The young person has a right to access counselling without their parents’ consent or against their parents’ wishes if they are considered to be ‘Gillick Competent’.

Fraser Guidelines (Gillick Competent)

The Fraser guidelines set out the criteria that should be met before practitioners provide a service to under 16s without parental consent – the assessment of young people against these guidelines is often referred to as assessing whether the young person is Gillick competent. This means that for Senior School children parents’ permission does not have to be sought. Students can self-refer. Parents and Heads of Key Stages can also make referrals.

Young people under the age of 16 can consent to medical treatment if they have sufficient maturity and judgment to enable them to fully understand what is proposed.

There is no minimum age at which children can be regarded as competent to consent to medical treatment. However, it is unlikely that many children under the age of 13 would be deemed competent to consent without involving their parents. It is also unlikely that children misusing drugs or suffering from intermittent mental illness would be regarded as competent.
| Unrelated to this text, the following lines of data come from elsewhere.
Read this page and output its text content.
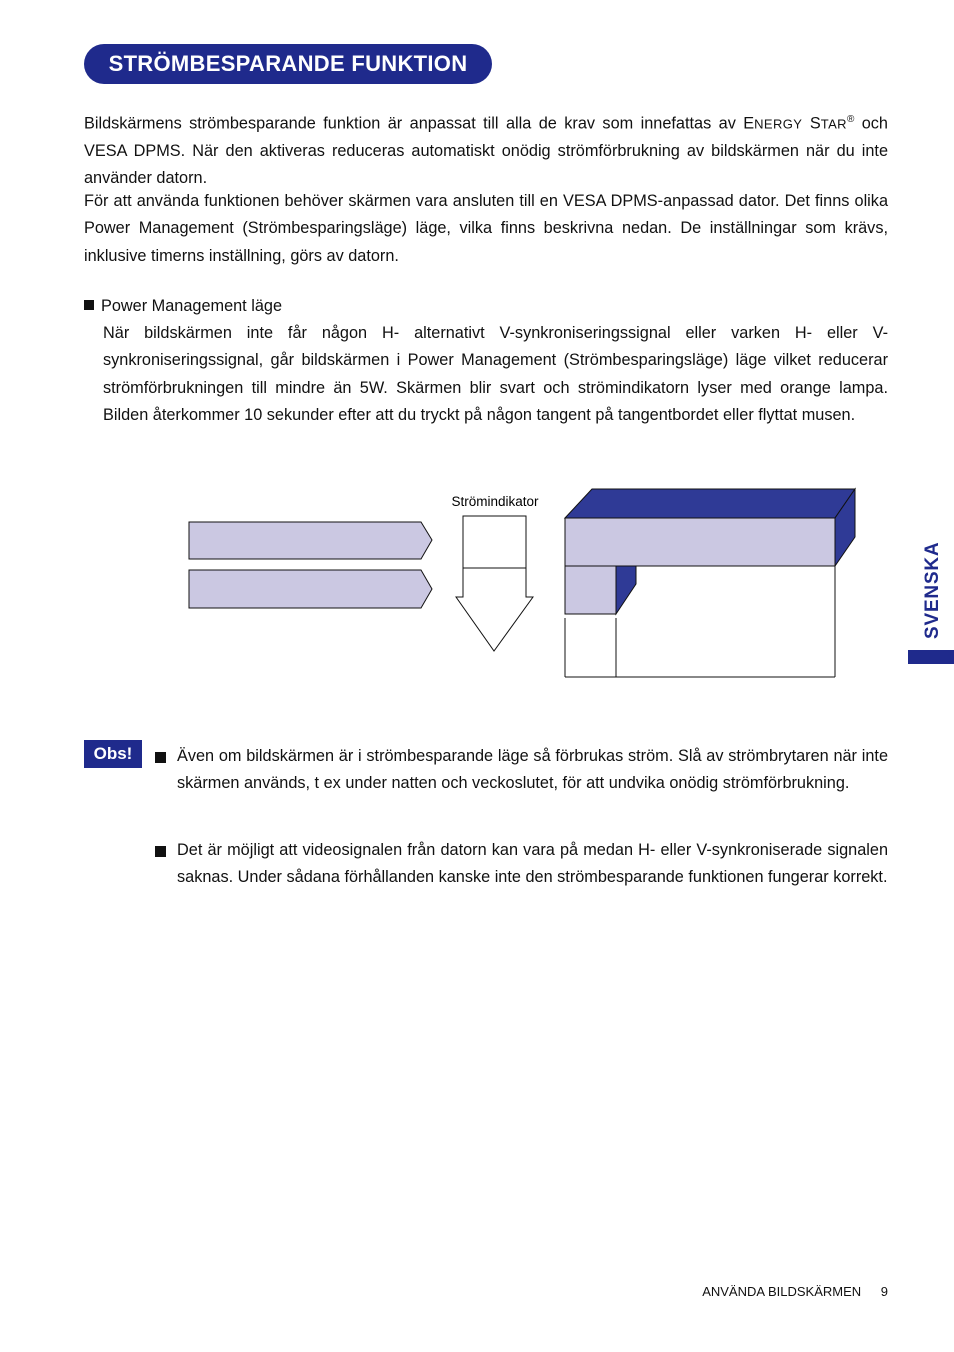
STRÖMBESPARANDE FUNKTION

Bildskärmens strömbesparande funktion är anpassat till alla de krav som innefattas av ENERGY STAR® och VESA DPMS. När den aktiveras reduceras automatiskt onödig strömförbrukning av bildskärmen när du inte använder datorn.

För att använda funktionen behöver skärmen vara ansluten till en VESA DPMS-anpassad dator. Det finns olika Power Management (Strömbesparingsläge) läge, vilka finns beskrivna nedan. De inställningar som krävs, inklusive timerns inställning, görs av datorn.

Power Management läge

När bildskärmen inte får någon H- alternativt V-synkroniseringssignal eller varken H- eller V-synkroniseringssignal, går bildskärmen i Power Management (Strömbesparingsläge) läge vilket reducerar strömförbrukningen till mindre än 5W. Skärmen blir svart och strömindikatorn lyser med orange lampa. Bilden återkommer 10 sekunder efter att du tryckt på någon tangent på tangentbordet eller flyttat musen.

Strömindikator
SVENSKA
Obs!	Även om bildskärmen är i strömbesparande läge så förbrukas ström. Slå av strömbrytaren när inte skärmen används, t ex under natten och veckoslutet, för att undvika onödig strömförbrukning.

Det är möjligt att videosignalen från datorn kan vara på medan H- eller V-synkroniserade signalen saknas. Under sådana förhållanden kanske inte den strömbesparande funktionen fungerar korrekt.

ANVÄNDA BILDSKÄRMEN 9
Any complaint about the counselling service can be made in accordance with the school complaints policy. The first point of contact should be to the Head of Key Stage.

Charges for counselling sessions

Pupils at the School may attend for assessment and then have six 40 minute counselling sessions with the cost being met by the School. Further sessions can be offered and these will be charged to parents by the School. Any exception to this rule will be at the request of the School.

Emotional Literacy Support

Our ELSA, Mrs Zaltsman is both trained and experienced. She helps individuals and small groups develop their emotional literacy, working on understanding and coping, self-esteem and positive interactions which all help pupils to focus better on their learning.

Mrs Zaltsman also runs Nurture groups covering topics such has friendship issues, anxiety and self-confidence.